My throat fought it, the harsh liquor burning all the way down. I wanted to cough, splutter, spray this shit all over the table, but the raucous sounds of my dad’s laughter put paid to that. I couldn’t disappoint them. So it felt like I swallowed a mouthful of pure fire, the feeling only intensifying when it hit my gut. The fire spread, burning through my whole body as…
Boom.Another heavy, slow heartbeat.
“You could’ve sipped that,” Rusty said, smacking me on the back.
Boom.
“Looks like Jaxy is ready to get fucked up,” one of my other dads said, and I had to blink twice to see which one it was. Blue sent the bottle of Jack Daniels skidding along the table and I was sure it would go smashing off the edge, my reflexes seeming too slow, sluggish in comparison to my brain, but my hand snapped out, wrapping around the neck.
Boom.
My wolf paced inside me. I didn’t feel him often. I shifted into fur sometimes but it often felt like an afterthought. I’d struggled to control him when we were young and then when we left school? It was like I got too good at it, finding it hard to shift when I wanted to.
Boom.
My heart rate picked up as I uncapped the bottle.
Boom.
My dads’ smiles widened as I raised the bottle.
“What’s…?”
My tongue felt too big inside my mouth, which shouldn’t be true. I frowned then, gaze swinging from my brother to my fathers, searching for clues. But I saw concern in Ash and sharp, jagged smiles on my dads’ faces and none of that was what I wanted. The wolf whined, a plaintive weak sound that had me frowning. I was supposed to pour the drink into the glass, but as I moved, my hands felt too big, my movements imprecise.
“What did you do to him?” Ash asked, staring at the joint being offered to him and then me. “He shouldn’t be this fucked up.”
I didn’t hear the words so much as the anger, the irritation. That was what had me bringing the bottle to my lips.
“Special blend, this is,” Rusty said, but I didn’t really hear that as I tipped my head back and drank the whiskey down.
Boom. Boom.
Flames flared brighter inside me, ones I fanned furiously as I plucked the last of the joint from my father’s grip. My skin actually burned now, the end of the joint too close to my fingers, but I took one last long drag, my lungs feeling like they expanded and kept on expanding to let the smoke in.
Boom.
The wolf’s whine turned into a snarl.
Boom. Boom.
I stared helplessly at my fingers, watching the fur prickle across them and then fade away in time with my breath, claws forming at the end.
“He’s close, Jaxy boy?” My focus jerked sideways to see my father looming there, fangs flashing as he stared into my eyes. “He is, isn’t he? You’ve gotta let him out for this to work. All of him. Not just the wolf you can stand to live with. He exists on his own, is his own creature.”

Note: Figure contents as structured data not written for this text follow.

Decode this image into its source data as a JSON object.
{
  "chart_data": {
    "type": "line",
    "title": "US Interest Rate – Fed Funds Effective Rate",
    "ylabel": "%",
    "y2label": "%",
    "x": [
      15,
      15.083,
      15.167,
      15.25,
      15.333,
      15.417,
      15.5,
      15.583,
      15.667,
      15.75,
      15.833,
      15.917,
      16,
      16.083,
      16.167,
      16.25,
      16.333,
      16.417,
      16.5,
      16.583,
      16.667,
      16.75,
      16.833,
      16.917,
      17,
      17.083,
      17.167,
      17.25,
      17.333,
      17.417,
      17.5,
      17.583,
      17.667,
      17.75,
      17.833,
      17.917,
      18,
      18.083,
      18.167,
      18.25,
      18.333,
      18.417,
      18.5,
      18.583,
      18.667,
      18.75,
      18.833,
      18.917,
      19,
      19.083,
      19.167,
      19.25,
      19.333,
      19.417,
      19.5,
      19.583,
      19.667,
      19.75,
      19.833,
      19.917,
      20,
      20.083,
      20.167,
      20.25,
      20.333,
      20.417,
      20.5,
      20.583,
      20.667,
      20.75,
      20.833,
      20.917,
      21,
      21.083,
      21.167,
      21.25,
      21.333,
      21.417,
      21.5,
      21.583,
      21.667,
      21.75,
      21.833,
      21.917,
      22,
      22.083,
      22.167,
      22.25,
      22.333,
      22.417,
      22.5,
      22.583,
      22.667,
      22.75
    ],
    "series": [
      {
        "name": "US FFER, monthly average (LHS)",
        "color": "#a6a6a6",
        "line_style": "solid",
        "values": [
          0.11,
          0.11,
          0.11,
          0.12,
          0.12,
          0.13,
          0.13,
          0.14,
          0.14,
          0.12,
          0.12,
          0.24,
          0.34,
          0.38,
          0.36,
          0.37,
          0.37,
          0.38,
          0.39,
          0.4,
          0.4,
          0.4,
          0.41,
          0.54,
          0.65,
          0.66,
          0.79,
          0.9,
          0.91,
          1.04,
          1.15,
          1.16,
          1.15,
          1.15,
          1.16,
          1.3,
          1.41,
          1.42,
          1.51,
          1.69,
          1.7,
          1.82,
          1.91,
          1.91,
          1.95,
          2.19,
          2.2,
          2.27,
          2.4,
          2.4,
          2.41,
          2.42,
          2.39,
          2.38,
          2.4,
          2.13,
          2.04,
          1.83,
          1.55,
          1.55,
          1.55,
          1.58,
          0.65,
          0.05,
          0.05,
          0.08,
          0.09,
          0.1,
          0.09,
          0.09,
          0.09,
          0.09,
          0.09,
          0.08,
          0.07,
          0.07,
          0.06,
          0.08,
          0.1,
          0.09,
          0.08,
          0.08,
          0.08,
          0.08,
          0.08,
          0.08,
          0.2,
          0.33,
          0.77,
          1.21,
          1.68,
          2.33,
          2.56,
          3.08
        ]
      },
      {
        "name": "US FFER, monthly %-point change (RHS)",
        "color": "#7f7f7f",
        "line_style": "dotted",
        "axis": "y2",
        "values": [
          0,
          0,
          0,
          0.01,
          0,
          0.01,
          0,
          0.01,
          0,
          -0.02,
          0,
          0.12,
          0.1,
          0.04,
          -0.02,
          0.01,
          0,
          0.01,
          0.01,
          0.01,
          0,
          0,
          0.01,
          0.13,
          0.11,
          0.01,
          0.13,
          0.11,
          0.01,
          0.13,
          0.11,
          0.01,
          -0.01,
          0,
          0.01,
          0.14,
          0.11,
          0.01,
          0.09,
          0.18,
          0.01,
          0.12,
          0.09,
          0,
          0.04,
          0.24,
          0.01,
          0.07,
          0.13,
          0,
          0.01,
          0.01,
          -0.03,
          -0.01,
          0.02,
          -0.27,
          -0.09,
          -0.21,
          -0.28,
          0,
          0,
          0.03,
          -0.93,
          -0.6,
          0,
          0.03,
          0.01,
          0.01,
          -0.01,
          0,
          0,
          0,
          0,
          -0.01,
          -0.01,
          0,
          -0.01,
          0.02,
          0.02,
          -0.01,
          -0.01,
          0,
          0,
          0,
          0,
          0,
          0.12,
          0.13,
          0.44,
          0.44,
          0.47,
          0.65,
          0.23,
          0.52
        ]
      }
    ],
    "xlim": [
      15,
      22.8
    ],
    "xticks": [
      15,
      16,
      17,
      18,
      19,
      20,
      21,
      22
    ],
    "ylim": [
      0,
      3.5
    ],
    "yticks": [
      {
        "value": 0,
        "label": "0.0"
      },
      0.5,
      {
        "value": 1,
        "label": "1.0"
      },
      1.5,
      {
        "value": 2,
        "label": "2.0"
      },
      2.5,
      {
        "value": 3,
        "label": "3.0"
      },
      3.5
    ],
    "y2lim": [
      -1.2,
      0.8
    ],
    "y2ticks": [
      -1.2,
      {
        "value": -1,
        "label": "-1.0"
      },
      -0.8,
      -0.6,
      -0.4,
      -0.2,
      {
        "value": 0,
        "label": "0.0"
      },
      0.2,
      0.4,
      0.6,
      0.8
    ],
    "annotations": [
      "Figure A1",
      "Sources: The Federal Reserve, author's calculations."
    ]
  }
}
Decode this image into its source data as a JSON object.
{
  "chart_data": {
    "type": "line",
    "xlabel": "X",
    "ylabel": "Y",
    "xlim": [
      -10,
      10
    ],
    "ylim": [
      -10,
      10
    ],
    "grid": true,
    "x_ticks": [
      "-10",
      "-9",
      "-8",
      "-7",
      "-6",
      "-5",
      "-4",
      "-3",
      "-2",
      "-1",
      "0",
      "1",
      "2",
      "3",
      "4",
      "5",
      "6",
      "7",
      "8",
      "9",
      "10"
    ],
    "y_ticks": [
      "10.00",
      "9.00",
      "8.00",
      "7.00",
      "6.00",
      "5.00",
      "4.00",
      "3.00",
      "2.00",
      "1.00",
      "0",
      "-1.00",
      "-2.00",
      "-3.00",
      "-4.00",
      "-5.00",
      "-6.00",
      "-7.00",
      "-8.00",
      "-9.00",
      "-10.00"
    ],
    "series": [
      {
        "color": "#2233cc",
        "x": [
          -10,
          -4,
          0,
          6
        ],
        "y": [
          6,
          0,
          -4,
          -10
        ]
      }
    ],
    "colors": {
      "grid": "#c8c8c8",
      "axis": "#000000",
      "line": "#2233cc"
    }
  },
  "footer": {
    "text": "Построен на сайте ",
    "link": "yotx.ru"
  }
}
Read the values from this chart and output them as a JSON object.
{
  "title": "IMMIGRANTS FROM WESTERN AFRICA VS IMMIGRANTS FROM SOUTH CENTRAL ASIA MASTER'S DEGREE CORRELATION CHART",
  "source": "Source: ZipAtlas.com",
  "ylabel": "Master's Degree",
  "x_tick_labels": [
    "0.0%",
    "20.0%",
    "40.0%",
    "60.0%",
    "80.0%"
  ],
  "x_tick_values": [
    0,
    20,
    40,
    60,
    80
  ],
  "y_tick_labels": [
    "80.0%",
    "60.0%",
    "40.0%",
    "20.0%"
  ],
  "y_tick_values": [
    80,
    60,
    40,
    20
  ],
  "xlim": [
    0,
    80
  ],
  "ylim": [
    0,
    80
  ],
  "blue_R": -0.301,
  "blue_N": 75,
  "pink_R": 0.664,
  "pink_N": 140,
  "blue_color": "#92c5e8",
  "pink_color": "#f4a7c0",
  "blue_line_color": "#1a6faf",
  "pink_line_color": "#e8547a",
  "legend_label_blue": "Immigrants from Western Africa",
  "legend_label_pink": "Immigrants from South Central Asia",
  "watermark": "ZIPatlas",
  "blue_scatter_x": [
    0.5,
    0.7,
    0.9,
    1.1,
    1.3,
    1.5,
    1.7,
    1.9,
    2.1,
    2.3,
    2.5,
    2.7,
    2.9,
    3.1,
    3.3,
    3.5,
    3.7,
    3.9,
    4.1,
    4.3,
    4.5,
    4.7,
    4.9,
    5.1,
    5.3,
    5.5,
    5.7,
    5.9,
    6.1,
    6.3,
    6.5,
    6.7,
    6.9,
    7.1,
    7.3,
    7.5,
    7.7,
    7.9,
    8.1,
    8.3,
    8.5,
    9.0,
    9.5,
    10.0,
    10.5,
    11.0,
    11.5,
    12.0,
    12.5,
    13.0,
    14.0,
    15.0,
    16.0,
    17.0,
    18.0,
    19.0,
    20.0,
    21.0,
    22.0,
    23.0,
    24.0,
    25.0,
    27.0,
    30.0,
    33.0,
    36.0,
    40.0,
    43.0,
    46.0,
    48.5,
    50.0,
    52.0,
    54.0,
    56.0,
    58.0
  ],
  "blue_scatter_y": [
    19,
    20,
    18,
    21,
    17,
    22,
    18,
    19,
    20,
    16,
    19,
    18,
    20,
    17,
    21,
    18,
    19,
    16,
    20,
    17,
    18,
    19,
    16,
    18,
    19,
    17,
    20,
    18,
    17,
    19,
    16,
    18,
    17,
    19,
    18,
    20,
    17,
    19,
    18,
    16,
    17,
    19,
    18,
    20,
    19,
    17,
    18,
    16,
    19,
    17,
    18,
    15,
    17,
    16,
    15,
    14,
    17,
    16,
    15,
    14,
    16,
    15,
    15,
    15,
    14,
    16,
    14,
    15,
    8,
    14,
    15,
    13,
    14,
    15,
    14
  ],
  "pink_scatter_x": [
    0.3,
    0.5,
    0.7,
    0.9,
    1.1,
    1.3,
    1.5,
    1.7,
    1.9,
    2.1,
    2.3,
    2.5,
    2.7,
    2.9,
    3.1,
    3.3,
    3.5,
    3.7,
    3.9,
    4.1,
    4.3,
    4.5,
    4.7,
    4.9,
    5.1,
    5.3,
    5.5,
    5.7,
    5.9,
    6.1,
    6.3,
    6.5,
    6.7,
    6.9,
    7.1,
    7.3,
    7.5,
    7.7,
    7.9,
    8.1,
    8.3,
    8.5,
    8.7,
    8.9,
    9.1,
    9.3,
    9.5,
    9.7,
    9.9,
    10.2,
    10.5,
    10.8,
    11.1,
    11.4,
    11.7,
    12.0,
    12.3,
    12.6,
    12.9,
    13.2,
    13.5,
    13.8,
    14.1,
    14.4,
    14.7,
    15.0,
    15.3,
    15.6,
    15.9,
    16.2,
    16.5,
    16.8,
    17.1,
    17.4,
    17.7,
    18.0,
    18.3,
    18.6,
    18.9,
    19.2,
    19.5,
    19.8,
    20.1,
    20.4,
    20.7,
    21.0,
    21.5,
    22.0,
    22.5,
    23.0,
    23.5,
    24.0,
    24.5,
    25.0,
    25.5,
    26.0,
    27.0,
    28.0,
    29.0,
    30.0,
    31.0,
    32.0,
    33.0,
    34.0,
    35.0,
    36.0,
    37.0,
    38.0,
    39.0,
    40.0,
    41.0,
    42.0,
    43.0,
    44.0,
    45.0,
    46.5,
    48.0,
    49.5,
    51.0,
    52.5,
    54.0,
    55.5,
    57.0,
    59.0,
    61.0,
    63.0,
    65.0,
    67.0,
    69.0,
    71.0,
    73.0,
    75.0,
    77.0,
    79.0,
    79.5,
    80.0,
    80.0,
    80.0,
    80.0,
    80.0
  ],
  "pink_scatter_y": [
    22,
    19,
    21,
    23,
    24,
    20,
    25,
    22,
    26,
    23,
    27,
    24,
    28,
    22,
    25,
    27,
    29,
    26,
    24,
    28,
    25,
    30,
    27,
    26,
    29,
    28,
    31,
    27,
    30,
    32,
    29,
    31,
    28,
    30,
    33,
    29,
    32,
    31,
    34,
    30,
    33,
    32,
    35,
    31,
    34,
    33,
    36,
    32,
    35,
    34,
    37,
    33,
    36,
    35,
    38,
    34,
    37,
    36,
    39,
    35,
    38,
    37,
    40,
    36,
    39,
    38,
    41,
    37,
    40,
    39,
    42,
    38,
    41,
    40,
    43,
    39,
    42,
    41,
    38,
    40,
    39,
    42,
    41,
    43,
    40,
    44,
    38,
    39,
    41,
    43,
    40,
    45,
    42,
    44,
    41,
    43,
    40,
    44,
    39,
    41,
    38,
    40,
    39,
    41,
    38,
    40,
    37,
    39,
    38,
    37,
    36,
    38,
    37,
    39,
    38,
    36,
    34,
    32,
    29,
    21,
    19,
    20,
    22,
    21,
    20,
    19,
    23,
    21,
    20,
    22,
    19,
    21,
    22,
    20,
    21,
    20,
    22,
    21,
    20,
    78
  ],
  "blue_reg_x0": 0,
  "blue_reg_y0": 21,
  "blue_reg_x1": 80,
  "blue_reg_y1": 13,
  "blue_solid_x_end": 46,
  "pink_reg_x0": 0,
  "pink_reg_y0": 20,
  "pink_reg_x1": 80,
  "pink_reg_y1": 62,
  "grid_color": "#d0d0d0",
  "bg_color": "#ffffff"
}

I felt my shift begin then, easy as breathing, muscles, bones snapping and rearranging until Rusty put a hand on my arm. Our lips peeled back at the attempt to prevent this. The wolf wanted out. He was sick of being stuffed down, ignored, but there was something reassuring in the way our dad gripped us so we just hovered in this half state, staring into his eyes.
“Your grandfathers had us dancing around a fucking fire, drumming and some bullshit,” Rusty told me, the other dads snickering. “Performing some kind of sacred rite, but we found it's just a means to an end. Something to get you out of your head and bring you here. Look at your hands, son.”
I did as he told me, always the good boy, but what I saw had my eyes widening. My fingers weren’t fingers anymore and they weren’t claws either. I was some strange combination of them both.
“The ritual was just a means to strip all the human shit away for a time, but not to let the wolf out. You already know how to do that. It’s to create a place for the wolf and the man to coexist at the same time and—”
A sharp bark jerked my attention sideways, a huge black wolf standing in the doorway, greeting me with a snarl. It looked fucking hostile, its fangs bared, its hackles raised, ready to tear me to pieces. So why did I get to my feet, the sound of voices, so many voices in my head clamouring for my attention? I pushed them all aside, taking one step, then another towards the wolf until its nerve broke and the bastard thing went running off.
And I went with it.
The wolf loped down the hall, past our mother, who was making tea in the kitchen, her cries ignored until we reached here. The wolf sniffed around the door, our brother’s door, then scratched at it, barking sharply, becauseshewas behind it.